そんなネコを、ツバメは横目で睨み付けた。
陽子に言われるがまま無闇に付けヒゲを渡し、更には勝手に人の家を教えるような奴に、説教する権利はない。
アホ、と口の動きだけで言ってから、ツバメは陽子に視線を戻す。
「お誘いは嬉しいですけど、私今日は身体の具合が悪くて」
と丁重に断った。
嘘くさいが事実である。
すると、
「え⁉︎なんだよつまんねえ奴だな」
頰を膨らませて陽子が言った。
「はい⁉︎」
ツバメはカチンとくる。
「どうして風邪ひいたと思います⁉︎日向さんがいきなり私をプールに突き落としたのがいけなかったんですよ」
つい一昨日のことである。
実際はプールに落とされたどころではない。
ツバメは謎の敵に誘拐され、窒息で気絶し、挙句下水道で汚水まみれになったのだ。
体調を壊さない方がおかしいほど、酷い1日だった。
その後も、知らない女子高生のために救急車を呼んだり、陽子の不良友達をあちこちから回収したり、夜の中学校周辺で自分のパンツを探したりと、事後処理が実に大変だったのである。
「普通の人なら、誰でも風邪くらい引きます」
鼻をすすりながらツバメが言うと、
「アタシだって泳いだけど、全然平気だぞ」
陽子はけろりとした顔で返した。
だから普通の人ならと言ったのだ。
ツバメは赤い顔をしかめる。
陽子には皮肉も通じないらしい。
「とにかく、私は今日は寝ていますので」
ツバメは返事を待たずに、布団を被った。
「けっ、わかったよ軟弱もんめ。あとで行きたくなっても知らねえからな。じゃあな」
陽子は吐き捨てるように言うと、窓に足を掛けた。
「待つニャ。やっぱりその格好で外に出るのは危険だモニ...、ねぇ、ちょっと!」
無視して飛び出した陽子を、ウィスカーは慌てて追い掛けていった。
「なんなのよ、もう」
静寂の戻った部屋の中、布団にくるまりながらツバメは唸った。
開け放たれたままの窓を閉めに行く気にもなれない。
陽子の高い声が頭に響き、更に気分が悪くなった気がする。
しかし、なんとか陽子の誘いを断ることはできた。
ほう、と安堵のため息を吐いてから、ツバメはふと、少しだけウィスカーに同情する気分になった。

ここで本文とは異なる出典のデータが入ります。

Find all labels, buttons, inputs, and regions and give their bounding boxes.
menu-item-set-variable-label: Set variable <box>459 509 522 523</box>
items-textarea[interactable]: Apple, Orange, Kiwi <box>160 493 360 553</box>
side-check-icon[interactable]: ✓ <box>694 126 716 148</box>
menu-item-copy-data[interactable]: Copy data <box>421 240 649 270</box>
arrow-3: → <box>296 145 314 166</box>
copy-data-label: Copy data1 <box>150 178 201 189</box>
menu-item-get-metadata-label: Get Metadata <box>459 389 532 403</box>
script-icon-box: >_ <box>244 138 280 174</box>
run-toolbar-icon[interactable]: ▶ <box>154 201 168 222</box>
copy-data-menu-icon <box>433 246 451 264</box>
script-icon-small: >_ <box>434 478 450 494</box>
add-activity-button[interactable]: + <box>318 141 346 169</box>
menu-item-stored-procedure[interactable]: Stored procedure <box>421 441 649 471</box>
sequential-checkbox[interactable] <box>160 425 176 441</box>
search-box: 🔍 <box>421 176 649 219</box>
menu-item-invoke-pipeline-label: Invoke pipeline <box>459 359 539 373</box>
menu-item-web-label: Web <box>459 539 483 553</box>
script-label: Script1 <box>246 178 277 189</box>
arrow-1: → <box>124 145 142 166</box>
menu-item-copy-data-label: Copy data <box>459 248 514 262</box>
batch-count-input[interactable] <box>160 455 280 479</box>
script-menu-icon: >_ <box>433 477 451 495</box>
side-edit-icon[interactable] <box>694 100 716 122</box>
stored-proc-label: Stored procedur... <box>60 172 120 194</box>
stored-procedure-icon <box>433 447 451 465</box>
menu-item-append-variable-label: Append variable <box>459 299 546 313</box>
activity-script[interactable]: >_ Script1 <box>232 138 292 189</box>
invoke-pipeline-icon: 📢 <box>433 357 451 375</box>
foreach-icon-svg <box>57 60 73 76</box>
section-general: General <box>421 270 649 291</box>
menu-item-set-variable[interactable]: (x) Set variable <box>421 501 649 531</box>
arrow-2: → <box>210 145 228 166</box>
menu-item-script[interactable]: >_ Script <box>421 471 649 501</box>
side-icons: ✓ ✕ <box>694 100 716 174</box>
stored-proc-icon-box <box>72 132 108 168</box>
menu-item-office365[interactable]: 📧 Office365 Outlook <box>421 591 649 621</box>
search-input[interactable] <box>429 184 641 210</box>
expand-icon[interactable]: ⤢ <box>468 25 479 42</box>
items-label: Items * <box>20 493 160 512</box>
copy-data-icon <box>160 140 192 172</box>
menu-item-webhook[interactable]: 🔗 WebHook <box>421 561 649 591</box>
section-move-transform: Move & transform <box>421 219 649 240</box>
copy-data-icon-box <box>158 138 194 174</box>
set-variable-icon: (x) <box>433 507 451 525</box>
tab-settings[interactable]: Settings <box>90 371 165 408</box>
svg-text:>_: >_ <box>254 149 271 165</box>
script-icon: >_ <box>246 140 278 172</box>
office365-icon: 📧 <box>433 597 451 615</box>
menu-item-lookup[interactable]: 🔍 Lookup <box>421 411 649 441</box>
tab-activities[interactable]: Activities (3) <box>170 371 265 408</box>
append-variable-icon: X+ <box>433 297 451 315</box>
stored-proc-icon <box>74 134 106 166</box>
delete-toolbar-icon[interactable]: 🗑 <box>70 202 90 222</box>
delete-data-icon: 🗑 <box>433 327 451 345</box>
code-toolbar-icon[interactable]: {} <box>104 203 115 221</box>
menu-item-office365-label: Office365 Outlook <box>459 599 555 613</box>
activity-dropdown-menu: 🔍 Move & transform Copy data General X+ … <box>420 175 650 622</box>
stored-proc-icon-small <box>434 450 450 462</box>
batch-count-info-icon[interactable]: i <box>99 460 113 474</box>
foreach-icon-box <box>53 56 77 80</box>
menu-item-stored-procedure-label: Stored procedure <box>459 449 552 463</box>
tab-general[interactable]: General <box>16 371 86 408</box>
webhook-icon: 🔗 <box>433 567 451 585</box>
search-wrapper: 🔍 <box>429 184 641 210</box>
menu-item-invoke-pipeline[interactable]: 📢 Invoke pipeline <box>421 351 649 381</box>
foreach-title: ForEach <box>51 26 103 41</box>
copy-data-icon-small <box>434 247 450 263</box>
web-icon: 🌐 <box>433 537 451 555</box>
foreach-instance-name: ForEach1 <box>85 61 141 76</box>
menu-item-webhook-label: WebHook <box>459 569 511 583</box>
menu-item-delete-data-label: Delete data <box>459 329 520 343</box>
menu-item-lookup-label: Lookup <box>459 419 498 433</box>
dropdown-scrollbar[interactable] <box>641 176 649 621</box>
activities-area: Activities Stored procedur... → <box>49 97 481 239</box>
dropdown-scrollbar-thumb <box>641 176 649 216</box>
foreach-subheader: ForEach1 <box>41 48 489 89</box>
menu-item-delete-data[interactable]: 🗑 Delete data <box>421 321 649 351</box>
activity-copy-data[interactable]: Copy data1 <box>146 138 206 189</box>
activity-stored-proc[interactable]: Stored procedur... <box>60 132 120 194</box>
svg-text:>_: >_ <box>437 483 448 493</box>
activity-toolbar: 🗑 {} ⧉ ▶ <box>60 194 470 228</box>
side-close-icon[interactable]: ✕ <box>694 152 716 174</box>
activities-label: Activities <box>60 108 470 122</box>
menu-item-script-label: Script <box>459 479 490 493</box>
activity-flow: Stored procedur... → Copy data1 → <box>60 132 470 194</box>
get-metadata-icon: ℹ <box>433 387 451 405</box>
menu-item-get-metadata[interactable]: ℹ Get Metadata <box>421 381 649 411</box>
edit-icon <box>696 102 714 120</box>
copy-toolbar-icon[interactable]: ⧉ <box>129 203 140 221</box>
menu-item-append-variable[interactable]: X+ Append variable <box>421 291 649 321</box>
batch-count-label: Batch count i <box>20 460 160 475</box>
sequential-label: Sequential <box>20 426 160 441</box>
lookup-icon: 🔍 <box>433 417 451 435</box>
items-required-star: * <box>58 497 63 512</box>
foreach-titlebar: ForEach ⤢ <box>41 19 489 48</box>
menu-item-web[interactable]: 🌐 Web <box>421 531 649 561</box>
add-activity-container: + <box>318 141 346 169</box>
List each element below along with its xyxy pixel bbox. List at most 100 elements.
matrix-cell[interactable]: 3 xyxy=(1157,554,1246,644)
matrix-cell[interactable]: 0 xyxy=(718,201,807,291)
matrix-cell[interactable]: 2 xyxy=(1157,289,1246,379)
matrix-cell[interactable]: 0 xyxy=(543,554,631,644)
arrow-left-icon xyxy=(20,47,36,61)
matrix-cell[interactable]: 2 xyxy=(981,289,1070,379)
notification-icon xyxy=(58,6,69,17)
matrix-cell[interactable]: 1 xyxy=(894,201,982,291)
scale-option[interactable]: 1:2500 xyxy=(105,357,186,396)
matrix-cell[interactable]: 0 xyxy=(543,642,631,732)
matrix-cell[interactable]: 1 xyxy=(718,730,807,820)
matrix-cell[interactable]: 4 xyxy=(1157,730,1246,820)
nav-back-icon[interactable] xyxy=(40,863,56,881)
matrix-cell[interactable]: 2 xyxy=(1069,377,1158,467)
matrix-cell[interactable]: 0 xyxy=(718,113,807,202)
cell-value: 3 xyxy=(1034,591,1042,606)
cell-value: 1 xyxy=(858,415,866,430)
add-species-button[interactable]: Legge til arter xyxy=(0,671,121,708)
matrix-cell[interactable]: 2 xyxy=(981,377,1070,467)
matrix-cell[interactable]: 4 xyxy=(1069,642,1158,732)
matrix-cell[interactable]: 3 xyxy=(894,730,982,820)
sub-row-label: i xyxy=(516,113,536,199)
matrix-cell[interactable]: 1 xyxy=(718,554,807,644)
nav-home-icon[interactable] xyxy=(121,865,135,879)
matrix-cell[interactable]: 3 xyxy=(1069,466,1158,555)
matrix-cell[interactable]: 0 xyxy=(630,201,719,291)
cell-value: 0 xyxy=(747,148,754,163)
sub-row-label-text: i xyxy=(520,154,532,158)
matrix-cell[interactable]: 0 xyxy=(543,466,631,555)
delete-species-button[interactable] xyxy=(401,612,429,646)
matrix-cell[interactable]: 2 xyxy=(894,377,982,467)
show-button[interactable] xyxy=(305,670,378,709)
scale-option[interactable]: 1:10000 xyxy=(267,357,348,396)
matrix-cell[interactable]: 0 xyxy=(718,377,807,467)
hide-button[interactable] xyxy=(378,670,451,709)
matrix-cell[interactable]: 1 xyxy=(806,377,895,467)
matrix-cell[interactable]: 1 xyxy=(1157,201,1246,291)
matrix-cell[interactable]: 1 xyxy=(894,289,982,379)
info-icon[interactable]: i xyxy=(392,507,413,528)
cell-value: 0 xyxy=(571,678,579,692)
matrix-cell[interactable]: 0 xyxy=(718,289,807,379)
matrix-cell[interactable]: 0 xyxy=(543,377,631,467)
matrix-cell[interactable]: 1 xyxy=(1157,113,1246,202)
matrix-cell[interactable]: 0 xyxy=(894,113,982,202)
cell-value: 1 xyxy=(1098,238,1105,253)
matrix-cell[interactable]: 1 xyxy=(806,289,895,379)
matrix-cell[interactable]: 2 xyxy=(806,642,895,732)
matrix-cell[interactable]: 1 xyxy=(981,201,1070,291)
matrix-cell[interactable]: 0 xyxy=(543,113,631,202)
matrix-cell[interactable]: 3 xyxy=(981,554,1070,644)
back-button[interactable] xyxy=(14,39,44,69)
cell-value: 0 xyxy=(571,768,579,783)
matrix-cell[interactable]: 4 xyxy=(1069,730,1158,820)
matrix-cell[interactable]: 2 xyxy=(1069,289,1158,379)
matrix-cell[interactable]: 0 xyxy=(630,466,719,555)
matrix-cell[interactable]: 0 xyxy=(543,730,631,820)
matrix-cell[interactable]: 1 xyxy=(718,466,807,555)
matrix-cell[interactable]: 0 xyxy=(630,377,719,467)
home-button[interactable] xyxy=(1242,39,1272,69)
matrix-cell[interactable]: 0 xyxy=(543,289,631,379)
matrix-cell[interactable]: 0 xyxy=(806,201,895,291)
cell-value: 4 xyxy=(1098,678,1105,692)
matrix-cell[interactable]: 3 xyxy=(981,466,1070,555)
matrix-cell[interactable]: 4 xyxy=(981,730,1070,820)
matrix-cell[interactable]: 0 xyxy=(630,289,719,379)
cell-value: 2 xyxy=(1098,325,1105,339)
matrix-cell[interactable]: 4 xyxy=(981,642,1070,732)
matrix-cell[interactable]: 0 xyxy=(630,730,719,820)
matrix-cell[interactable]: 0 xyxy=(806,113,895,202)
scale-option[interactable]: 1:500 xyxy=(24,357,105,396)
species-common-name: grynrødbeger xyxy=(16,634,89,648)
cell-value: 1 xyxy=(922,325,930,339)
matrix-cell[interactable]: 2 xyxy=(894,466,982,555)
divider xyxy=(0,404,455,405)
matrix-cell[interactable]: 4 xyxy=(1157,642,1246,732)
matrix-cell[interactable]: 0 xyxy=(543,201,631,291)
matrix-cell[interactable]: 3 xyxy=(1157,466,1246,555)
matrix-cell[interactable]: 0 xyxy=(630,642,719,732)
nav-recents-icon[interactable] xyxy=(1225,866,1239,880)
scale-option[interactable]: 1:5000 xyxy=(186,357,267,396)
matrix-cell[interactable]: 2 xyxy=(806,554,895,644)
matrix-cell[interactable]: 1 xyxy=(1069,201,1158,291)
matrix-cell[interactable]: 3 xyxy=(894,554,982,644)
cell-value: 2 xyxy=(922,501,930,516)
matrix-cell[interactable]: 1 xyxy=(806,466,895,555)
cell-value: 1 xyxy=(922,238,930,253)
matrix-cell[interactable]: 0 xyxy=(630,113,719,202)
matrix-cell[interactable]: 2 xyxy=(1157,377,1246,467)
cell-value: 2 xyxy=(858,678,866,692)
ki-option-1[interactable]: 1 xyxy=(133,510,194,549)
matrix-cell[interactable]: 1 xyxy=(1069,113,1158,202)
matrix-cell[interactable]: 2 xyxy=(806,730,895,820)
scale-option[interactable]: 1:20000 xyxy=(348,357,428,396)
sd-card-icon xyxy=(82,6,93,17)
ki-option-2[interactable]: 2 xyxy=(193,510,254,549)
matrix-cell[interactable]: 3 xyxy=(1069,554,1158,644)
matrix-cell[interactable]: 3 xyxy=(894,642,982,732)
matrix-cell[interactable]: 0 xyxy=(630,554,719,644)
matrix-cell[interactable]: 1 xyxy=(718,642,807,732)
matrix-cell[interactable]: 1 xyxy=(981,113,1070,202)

詳しい事情はツバメも教えられていないが、ネコ妖精ウィスカーはある悪と戦うために、魔法少女ヒゲグリモーのメンバーと成り得る人間を集めているらしい。
だがそんな彼は、自らの目的のために人間を駆り出すことへの後ろめたさを感じているふしがある。
何度も正式なヒゲグリモーとなるよう誘われているツバメにはわかることだ。
彼の勧誘は非常にしつこいが、それでも一応はツバメの意思を尊重しようとしている。
要は、やるもやめるも本人次第なのだ。
そこへやってきた日向陽子。
今はヒゲシャイニーとして、考えなしにはしゃいでいる彼女だが、うるさく管理しようとすれば、いつ気を変えるかわからない。
へそを曲げでもしたら、ウィスカーにとっての貴重な戦力を失うことになるだろう。
しかし、だからといって手綱を緩め過ぎるわけにもいかない。
早朝からヒゲシャイニーに変身した姿で町中を跳び回る陽子のことだ。
野放しにすれば、今までコソコソと活動してきたウィスカーの苦労は水泡に帰すだろう。
「ひょっとして、大変な人をスカウトしちゃったのかも」
そう呟いたツバメは時計を確認し、今度こそ布団から飛び出た。
今日はとても大事な予定があるのだ。
すぐに準備をしなくてはならない。
陽子には風邪で起きられないと言ったが、それは昨日までの話だ。
本当のところ、出掛けられる程度までには回復している。
パジャマを脱ぎ捨てたツバメは、いそいそと姿見の前へ移り、長い髪にブラシを当て始めた。